Pre-RMSNorm and Pre-CRMSNorm Transformers: Equivalent and Efficient Pre-LN Transformers

Transformers have achieved great success in machine learning applications. Normalization techniques, such as Layer Normalization (LayerNorm, LN) and Root Mean Square Normalization (RMSNorm), play a critical role in accelerating and stabilizing the training of Transformers. While LayerNorm recenters and rescales input vectors, RMSNorm only rescales the vectors by their RMS value. Despite being more computationally efficient, RMSNorm may compromise the representation ability of Transformers. There is currently no consensus regarding the preferred normalization technique, as some models employ LayerNorm while others utilize RMSNorm, especially in recent large language models. It is challenging to convert Transformers with one normalization to the other type. While there is an ongoing disagreement between the two normalization types, we propose a solution to unify two mainstream Transformer architectures, Pre-LN and Pre-RMSNorm Transformers. By removing the inherent redundant mean information in the main branch of Pre-LN Transformers, we can reduce LayerNorm to RMSNorm, achieving higher efficiency. We further propose the Compressed RMSNorm (CRMSNorm) and Pre-CRMSNorm Transformer based on a lossless compression of the zero-mean vectors. We formally establish the equivalence of Pre-LN, Pre-RMSNorm, and Pre-CRMSNorm Transformer variants in both training and inference. It implies that Pre-LN Transformers can be substituted with Pre-(C)RMSNorm counterparts at almost no cost, offering the same arithmetic functionality along with free efficiency improvement. Experiments demonstrate that we can reduce the training and inference time of Pre-LN Transformers by 1% - 10%.
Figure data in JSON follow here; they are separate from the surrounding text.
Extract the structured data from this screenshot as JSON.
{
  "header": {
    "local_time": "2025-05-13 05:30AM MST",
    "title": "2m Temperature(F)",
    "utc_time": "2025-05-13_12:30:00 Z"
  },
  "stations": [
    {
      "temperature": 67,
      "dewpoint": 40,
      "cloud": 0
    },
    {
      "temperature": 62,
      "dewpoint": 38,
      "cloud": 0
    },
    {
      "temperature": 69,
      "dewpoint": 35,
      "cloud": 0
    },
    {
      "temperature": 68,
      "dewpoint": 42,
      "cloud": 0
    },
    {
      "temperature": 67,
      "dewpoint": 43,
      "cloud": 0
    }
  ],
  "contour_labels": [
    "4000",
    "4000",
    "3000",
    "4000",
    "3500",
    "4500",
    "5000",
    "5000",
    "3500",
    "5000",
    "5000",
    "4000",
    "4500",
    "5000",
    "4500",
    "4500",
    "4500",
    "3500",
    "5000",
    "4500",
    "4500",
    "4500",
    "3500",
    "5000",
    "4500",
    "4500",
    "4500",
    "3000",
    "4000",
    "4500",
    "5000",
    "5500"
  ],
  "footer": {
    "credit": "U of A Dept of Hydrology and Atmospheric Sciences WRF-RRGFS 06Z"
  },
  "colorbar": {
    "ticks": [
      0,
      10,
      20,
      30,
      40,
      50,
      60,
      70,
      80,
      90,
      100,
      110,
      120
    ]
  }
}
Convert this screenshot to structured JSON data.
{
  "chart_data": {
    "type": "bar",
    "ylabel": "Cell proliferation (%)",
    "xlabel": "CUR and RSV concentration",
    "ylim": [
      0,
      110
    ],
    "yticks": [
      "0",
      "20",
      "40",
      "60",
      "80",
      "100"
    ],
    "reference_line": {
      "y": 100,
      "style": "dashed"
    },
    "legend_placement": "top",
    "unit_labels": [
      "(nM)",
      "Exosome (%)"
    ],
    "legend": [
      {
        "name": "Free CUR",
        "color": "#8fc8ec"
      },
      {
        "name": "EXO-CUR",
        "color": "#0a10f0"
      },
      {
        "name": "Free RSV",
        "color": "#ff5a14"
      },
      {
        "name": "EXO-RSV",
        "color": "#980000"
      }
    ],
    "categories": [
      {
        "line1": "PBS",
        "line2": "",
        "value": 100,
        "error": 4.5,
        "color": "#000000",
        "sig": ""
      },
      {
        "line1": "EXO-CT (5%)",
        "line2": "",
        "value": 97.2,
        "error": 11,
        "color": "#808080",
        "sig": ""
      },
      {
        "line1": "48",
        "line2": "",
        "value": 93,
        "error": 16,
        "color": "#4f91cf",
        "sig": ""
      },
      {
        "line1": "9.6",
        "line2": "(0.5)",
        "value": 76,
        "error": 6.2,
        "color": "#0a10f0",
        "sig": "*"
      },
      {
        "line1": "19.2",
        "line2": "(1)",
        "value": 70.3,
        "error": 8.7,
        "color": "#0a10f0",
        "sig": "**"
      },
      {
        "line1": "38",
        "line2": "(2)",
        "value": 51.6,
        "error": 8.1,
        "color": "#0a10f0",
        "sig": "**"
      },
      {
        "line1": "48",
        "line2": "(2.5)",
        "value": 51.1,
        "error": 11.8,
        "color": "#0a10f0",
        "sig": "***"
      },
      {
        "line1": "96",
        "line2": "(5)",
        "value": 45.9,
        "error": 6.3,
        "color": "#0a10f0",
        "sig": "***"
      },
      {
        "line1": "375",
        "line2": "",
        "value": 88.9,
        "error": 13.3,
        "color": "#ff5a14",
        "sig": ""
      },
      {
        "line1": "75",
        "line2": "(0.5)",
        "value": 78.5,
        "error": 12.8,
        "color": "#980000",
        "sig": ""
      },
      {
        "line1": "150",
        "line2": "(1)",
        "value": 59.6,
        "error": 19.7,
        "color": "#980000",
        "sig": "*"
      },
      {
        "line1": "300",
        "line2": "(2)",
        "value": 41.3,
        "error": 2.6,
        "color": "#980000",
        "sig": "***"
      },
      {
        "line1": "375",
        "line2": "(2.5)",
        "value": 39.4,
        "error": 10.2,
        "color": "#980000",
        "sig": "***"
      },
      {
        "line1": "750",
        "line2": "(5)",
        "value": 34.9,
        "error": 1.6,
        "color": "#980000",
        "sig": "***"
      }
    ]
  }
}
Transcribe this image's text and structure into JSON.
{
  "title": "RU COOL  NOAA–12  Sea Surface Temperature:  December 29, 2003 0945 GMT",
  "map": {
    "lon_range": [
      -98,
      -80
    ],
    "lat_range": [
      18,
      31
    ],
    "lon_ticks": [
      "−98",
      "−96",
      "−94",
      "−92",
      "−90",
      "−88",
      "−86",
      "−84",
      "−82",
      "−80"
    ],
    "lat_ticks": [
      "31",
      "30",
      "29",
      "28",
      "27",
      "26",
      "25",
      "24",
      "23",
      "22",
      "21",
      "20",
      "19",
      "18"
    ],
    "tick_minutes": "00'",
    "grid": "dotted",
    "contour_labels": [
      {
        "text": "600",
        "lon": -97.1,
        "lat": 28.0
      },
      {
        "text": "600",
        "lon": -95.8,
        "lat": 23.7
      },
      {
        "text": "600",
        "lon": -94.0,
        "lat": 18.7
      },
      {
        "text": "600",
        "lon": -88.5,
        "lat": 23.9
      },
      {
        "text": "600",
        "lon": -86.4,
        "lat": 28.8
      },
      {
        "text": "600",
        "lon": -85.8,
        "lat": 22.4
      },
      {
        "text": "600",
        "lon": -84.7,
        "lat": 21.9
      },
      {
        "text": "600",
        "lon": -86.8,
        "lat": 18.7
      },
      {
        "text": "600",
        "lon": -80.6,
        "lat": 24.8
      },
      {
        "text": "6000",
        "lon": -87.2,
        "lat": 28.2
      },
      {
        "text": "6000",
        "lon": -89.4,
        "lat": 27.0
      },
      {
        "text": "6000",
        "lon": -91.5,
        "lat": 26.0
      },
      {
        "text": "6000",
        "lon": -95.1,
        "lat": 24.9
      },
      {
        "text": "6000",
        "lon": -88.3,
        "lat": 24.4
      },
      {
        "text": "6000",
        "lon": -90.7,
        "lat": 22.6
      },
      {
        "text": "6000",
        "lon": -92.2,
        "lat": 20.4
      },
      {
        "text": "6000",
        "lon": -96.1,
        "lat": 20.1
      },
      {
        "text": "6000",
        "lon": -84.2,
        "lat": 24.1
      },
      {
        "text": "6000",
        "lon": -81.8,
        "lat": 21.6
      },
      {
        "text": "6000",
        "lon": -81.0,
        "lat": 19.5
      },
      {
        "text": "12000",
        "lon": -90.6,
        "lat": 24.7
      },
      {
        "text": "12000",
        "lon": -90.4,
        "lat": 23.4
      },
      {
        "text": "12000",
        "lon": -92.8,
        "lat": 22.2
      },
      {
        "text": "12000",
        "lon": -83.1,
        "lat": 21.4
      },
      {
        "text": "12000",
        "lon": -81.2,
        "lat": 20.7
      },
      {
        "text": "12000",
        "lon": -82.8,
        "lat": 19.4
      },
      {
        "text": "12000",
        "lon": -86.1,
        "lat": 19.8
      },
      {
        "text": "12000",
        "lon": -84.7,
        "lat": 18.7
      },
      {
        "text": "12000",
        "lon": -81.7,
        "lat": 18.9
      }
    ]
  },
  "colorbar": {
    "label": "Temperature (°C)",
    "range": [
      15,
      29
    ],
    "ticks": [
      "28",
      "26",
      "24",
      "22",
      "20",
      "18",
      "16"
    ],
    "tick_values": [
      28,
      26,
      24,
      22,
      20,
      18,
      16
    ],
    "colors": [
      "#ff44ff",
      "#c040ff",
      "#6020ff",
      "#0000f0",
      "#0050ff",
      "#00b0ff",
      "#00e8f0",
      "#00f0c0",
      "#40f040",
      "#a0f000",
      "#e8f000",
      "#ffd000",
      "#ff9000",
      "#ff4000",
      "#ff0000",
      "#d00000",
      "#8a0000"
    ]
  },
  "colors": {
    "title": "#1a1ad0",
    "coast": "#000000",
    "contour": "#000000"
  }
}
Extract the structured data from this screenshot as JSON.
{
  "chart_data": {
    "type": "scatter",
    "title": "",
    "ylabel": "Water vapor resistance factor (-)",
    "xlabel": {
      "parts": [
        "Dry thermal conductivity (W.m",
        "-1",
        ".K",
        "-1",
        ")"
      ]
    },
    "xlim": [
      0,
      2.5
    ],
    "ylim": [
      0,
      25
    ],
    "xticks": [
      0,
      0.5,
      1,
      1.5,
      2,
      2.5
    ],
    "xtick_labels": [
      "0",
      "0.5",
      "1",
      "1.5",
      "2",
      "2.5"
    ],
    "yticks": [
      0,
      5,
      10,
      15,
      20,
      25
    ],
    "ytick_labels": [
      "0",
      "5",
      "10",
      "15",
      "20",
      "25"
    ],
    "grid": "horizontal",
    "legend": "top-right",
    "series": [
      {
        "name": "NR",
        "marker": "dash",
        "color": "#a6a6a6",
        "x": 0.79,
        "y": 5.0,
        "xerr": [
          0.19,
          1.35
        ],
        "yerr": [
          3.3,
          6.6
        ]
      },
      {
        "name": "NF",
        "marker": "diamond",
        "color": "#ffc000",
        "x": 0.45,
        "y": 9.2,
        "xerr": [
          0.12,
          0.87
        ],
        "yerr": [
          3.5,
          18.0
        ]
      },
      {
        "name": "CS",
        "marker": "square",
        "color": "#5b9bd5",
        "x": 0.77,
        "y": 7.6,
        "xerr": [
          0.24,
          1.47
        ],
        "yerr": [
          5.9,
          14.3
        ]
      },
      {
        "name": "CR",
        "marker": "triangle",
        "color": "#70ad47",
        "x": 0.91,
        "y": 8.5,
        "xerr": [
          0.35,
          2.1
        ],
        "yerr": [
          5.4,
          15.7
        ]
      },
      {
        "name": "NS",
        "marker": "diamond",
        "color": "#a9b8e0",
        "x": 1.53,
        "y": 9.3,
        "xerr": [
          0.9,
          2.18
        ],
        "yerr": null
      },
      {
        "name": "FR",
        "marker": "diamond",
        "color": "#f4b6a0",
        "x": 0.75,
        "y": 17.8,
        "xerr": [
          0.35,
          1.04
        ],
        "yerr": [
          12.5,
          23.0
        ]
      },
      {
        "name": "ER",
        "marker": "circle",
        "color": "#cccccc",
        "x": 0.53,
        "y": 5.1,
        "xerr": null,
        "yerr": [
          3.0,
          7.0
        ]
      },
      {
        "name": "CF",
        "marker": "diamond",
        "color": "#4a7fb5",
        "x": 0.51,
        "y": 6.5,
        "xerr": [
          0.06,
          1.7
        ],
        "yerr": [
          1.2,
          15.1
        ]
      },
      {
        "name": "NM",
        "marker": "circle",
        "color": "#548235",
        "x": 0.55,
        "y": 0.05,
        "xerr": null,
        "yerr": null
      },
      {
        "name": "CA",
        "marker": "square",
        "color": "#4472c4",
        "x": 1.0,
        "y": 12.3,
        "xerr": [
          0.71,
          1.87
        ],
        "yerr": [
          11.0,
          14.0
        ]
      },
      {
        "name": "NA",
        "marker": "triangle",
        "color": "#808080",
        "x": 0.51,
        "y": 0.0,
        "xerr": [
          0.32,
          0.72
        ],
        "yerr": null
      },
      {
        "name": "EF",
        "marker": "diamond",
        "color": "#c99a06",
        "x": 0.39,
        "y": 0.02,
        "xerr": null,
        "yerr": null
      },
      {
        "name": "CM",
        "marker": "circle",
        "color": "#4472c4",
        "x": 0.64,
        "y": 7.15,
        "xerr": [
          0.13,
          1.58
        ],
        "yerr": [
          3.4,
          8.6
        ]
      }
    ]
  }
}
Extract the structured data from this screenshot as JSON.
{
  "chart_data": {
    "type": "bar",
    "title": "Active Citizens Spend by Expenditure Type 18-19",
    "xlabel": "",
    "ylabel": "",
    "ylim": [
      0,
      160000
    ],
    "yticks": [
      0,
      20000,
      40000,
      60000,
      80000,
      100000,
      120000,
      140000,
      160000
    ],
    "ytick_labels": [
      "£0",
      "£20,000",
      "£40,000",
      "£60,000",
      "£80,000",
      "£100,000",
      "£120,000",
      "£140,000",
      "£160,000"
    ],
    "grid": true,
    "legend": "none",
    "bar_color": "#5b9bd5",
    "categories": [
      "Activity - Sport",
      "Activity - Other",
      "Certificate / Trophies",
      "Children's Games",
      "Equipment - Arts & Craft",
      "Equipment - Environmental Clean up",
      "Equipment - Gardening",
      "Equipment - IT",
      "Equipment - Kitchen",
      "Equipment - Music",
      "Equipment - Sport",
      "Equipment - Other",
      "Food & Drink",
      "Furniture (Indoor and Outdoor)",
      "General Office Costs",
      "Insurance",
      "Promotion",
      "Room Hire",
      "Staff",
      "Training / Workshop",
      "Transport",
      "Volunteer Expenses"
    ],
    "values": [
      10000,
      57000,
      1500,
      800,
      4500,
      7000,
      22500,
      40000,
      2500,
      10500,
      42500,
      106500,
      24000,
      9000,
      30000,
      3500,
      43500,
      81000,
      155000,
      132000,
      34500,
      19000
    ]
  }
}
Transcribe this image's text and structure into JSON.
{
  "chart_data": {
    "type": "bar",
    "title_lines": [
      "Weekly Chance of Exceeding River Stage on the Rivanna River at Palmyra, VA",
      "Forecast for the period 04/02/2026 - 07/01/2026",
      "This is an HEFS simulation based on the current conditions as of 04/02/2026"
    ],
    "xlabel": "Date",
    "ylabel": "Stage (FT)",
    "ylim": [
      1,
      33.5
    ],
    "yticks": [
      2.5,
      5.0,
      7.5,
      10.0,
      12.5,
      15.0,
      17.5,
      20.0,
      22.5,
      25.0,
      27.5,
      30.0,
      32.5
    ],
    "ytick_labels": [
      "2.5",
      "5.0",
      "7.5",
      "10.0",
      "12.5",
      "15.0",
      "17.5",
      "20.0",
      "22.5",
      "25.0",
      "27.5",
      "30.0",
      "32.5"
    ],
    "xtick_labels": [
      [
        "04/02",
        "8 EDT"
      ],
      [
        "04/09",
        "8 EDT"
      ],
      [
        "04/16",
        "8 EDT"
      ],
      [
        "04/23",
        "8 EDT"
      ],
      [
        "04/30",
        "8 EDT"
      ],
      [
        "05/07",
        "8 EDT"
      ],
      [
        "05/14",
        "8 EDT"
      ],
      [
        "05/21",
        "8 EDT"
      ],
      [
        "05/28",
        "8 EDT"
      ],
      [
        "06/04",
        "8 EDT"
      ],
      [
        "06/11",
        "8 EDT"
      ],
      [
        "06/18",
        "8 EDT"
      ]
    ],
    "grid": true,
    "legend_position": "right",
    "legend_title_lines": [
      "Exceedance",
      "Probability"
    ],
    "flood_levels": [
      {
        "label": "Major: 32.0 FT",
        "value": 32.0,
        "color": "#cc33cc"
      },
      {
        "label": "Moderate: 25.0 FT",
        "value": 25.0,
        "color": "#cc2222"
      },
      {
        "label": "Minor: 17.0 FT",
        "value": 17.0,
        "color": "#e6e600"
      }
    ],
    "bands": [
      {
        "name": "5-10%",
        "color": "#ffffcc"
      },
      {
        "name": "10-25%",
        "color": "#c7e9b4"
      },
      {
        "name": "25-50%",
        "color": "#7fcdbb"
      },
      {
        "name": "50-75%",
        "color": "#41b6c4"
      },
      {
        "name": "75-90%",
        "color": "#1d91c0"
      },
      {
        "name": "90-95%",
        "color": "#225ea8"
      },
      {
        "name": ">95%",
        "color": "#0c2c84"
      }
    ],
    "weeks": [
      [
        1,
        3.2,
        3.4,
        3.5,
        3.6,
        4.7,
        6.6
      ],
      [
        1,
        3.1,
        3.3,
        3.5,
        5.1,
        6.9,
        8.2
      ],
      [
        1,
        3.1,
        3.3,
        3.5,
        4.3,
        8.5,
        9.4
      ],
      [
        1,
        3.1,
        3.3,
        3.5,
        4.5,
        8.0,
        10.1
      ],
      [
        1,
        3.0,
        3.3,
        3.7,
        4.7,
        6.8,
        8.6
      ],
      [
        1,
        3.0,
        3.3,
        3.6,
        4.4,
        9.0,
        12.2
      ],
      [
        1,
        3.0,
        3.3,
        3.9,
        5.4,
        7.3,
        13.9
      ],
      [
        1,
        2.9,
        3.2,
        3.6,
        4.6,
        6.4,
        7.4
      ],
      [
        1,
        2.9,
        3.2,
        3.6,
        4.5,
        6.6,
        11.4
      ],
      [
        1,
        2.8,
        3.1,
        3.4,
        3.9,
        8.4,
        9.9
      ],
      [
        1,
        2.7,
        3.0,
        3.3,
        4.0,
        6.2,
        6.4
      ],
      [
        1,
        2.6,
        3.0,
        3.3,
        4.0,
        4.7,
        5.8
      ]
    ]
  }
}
翻译：Transformer在机器学习应用中取得了巨大成功。归一化技术，如层归一化（LayerNorm, LN）和均方根归一化（Root Mean Square Normalization, RMSNorm），在加速和稳定Transformer训练中发挥着关键作用。层归一化对输入向量进行中心化和缩放，而RMSNorm仅通过其均方根值对向量进行缩放。尽管计算效率更高，RMSNorm可能会牺牲Transformer的表征能力。目前关于首选归一化技术尚无共识，一些模型采用LayerNorm，而另一些则使用RMSNorm，尤其是在近期的大语言模型中。将一种归一化类型的Transformer转换为另一种类型具有挑战性。针对两种归一化类型之间的持续争议，我们提出了一种统一两种主流Transformer架构（Pre-LN和Pre-RMSNorm Transformer）的方案。通过移除Pre-LN Transformer主分支中固有的冗余均值信息，我们可以将层归一化简化为RMSNorm，从而实现更高的效率。我们进一步基于对零均值向量的无损压缩，提出了压缩均方根归一化（CRMSNorm）和Pre-CRMSNorm Transformer。我们正式建立了Pre-LN、Pre-RMSNorm和Pre-CRMSNorm Transformer变体在训练和推理中的等价性。这意味着Pre-LN Transformer可以几乎零成本地替换为Pre-(C)RMSNorm对应版本，提供相同的算术功能，同时带来免费效率提升。实验表明，我们可以将Pre-LN Transformer的训练和推理时间减少1%至10%。